Заключённых высадили из вагонов в городе, который немцы называли Маркирх.[156] Население здесь свободно понимало немецкий язык, а часть жителей пользовалась им в обиходе. Тут, в этом городе, Вячеслав издалека увидел картинки совершенно чужой жизни, о которой только читал в старых детских книжках. Она после ужасов концлагерей Германии показалась Славке красивой и поэтичной. Вот состоятельная семья в старинной карете, запряжённой парой лошадей, едет в горы на пикник. Вот выходят из подъезда два джентльмена во фраках и цилиндрах. Садясь в автомобиль, один чуть приподнимает шляпу по адресу узников и презрительно глядит на эсэсовца сквозь стеклышко монокля. Этот жест делает господина во фраке сразу привлекательным.
На окраине Маркирха этапников поместили в здании старой заброшенной текстильной фабрики, заранее превращённой стараниями эсэсовцев в заправский концлагерь. Неотъемлемые аксессуары и символы гитлеровского рейха — штахельдрат, вышки, каски, сатанинские псы-овчарки — выглядели как-то особенно гнусно здесь, на французской земле. Проволока густо оплела фабричный двор, как отвратительный колючий сорняк оплетает культурное растение. Глубокое каменистое ложе ручья, похожее на крепостной ров, ограничивало территорию с одной, а гладкая каменная скала — с другой стороны. Часть её крутого склона была срезана и превращена в подобие каменной стены, почти нависавшей над крышей фабричного здания, где поселили заключённых. Внутри здания — всё как обычно: нары, капо, эрзац-матрасы, ряды мисок на полках…
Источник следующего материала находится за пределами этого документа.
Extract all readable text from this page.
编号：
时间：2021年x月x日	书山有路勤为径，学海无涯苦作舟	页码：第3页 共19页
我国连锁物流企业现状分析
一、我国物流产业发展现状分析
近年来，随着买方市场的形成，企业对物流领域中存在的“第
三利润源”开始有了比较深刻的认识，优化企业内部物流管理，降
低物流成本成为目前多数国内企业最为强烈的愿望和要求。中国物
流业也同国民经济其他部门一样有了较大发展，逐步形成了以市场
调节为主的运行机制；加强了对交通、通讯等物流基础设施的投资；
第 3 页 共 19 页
Новый маркирхский лагерь стал филиалом концлагеря Нацвейлер. Туда отправляли провинившихся и заболевших. Слова «смерть» и «Нацвейлер» стали синонимами.
Через несколько дней прибыл эшелон с оборудованием — с танки моторного цеха БМВ. Приехала и вторая партия этапников. Их рассортировали и предупредили:
— Завтра — на работу!
5
Августовский рассвет над Вогезами. Роса. Камни и скалы ещё одноцветны. В сумраке слышнее звуки проснувшегося лагеря: кашель, голоса, лязг оружия, рычание собак. Роздано кофе и двести граммов хлеба, готовится развод на работу. Сразу после
Солнце ещё не вставало: кругом горы, и оно поднимется над вершинами Вогезов, когда узники уже спустятся в подземный туннель. Об этом туннеле, где намечено устройство моторного цеха, уже кое-что рассказали Вячеславу капо. Лётчика берут сомнения, но вот-вот он должен увидеть всё своими глазами.
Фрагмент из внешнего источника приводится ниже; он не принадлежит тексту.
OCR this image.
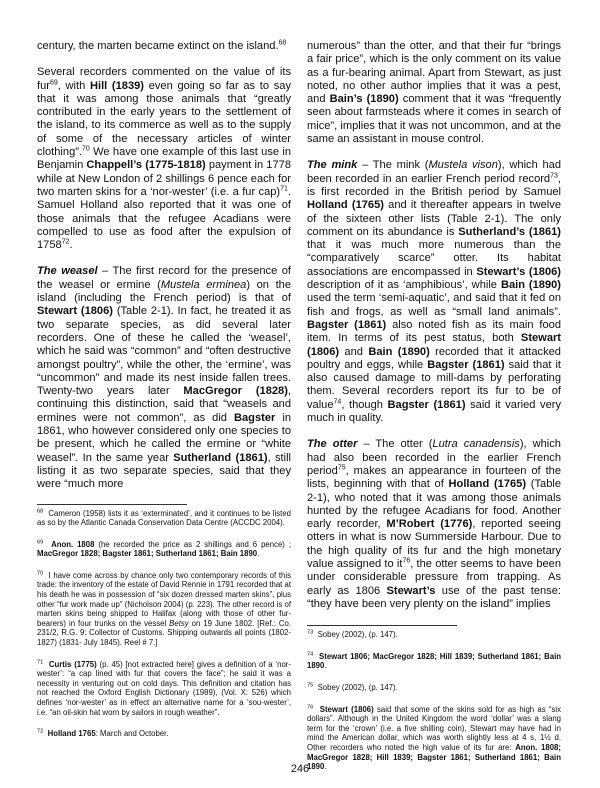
century, the marten became extinct on the island.$^{68}$

Several recorders commented on the value of its fur$^{69}$, with Hill (1839) even going so far as to say that it was among those animals that “greatly contributed in the early years to the settlement of the island, to its commerce as well as to the supply of some of the necessary articles of winter clothing”.$^{70}$ We have one example of this last use in Benjamin Chappell’s (1775-1818) payment in 1778 while at New London of 2 shillings 6 pence each for two marten skins for a ‘nor-wester’ (i.e. a fur cap)$^{71}$. Samuel Holland also reported that it was one of those animals that the refugee Acadians were compelled to use as food after the expulsion of 1758$^{72}$.

The weasel – The first record for the presence of the weasel or ermine (Mustela erminea) on the island (including the French period) is that of Stewart (1806) (Table 2-1). In fact, he treated it as two separate species, as did several later recorders. One of these he called the ‘weasel’, which he said was “common” and “often destructive amongst poultry”, while the other, the ‘ermine’, was “uncommon” and made its nest inside fallen trees. Twenty-two years later MacGregor (1828), continuing this distinction, said that “weasels and ermines were not common”, as did Bagster in 1861, who however considered only one species to be present, which he called the ermine or “white weasel”. In the same year Sutherland (1861), still listing it as two separate species, said that they were “much more

$^{68}$ Cameron (1958) lists it as ‘exterminated’, and it continues to be listed as so by the Atlantic Canada Conservation Data Centre (ACCDC 2004).

$^{69}$ Anon. 1808 (he recorded the price as 2 shillings and 6 pence) ; MacGregor 1828; Bagster 1861; Sutherland 1861; Bain 1890.

$^{70}$ I have come across by chance only two contemporary records of this trade: the inventory of the estate of David Rennie in 1791 recorded that at his death he was in possession of “six dozen dressed marten skins”, plus other “fur work made up” (Nicholson 2004) (p. 223). The other record is of marten skins being shipped to Halifax (along with those of other fur-bearers) in four trunks on the vessel Betsy on 19 June 1802. [Ref.: Co. 231/2, R.G. 9: Collector of Customs. Shipping outwards all points (1802-1827) (1831- July 1845). Reel # 7.]

$^{71}$ Curtis (1775) (p. 45) [not extracted here] gives a definition of a ‘nor-wester’: “a cap lined with fur that covers the face”; he said it was a necessity in venturing out on cold days. This definition and citation has not reached the Oxford English Dictionary (1989), (Vol. X: 526) which defines ‘nor-wester’ as in effect an alternative name for a ‘sou-wester’, i.e. “an oil-skin hat worn by sailors in rough weather”.

$^{72}$ Holland 1765: March and October.

numerous” than the otter, and that their fur “brings a fair price”, which is the only comment on its value as a fur-bearing animal. Apart from Stewart, as just noted, no other author implies that it was a pest, and Bain’s (1890) comment that it was “frequently seen about farmsteads where it comes in search of mice”, implies that it was not uncommon, and at the same an assistant in mouse control.

The mink – The mink (Mustela vison), which had been recorded in an earlier French period record$^{73}$, is first recorded in the British period by Samuel Holland (1765) and it thereafter appears in twelve of the sixteen other lists (Table 2-1). The only comment on its abundance is Sutherland’s (1861) that it was much more numerous than the “comparatively scarce” otter. Its habitat associations are encompassed in Stewart’s (1806) description of it as ‘amphibious’, while Bain (1890) used the term ‘semi-aquatic’, and said that it fed on fish and frogs, as well as “small land animals”. Bagster (1861) also noted fish as its main food item. In terms of its pest status, both Stewart (1806) and Bain (1890) recorded that it attacked poultry and eggs, while Bagster (1861) said that it also caused damage to mill-dams by perforating them. Several recorders report its fur to be of value$^{74}$, though Bagster (1861) said it varied very much in quality.

The otter – The otter (Lutra canadensis), which had also been recorded in the earlier French period$^{75}$, makes an appearance in fourteen of the lists, beginning with that of Holland (1765) (Table 2-1), who noted that it was among those animals hunted by the refugee Acadians for food. Another early recorder, M’Robert (1776), reported seeing otters in what is now Summerside Harbour. Due to the high quality of its fur and the high monetary value assigned to $it^{76}$, the otter seems to have been under considerable pressure from trapping. As early as 1806 Stewart’s use of the past tense: “they have been very plenty on the island” implies

$^{73}$ Sobey (2002), (p. 147).

$^{74}$ Stewart 1806; MacGregor 1828; Hill 1839; Sutherland 1861; Bain 1890.

$^{75}$ Sobey (2002), (p. 147).

$^{76}$ Stewart (1806) said that some of the skins sold for as high as “six dollars”. Although in the United Kingdom the word ‘dollar’ was a slang term for the ‘crown’ (i.e. a five shilling coin), Stewart may have had in mind the American dollar, which was worth slightly less at 4 s, 1½ d. Other recorders who noted the high value of its fur are: Anon. 1808; MacGregor 1828; Hill 1839; Bagster 1861; Sutherland 1861; Bain 1890.

246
Идут улицей города. Он ещё спит, в тишине улицы глухо и дробно, подобно дальнему-дальнему грому, раскатывается шаг тысяченогой гусеницы. Звук поднимается в сонные окна. Кое-где отогнётся занавеска, бледное пятно лица появится за стеклом, или женская рука, сложенная для двуперстного крестного знамения, тихо подымется и опустится, подымется и опустится…
Голова гусеницы уже вытягивается из города, хвост — только вбирается в каменное ущелье улицы. За городом серпантин шоссейной дороги извивается в сторону тёмного горного массива. Туда же ведёт железнодорожное полотно. Уже издали заметно, что железная дорога с размаху вбегает в самую гору: у подошвы зияет чёрная пасть туннеля. Там видны фигурки — солдаты, какие-то люди в беретах.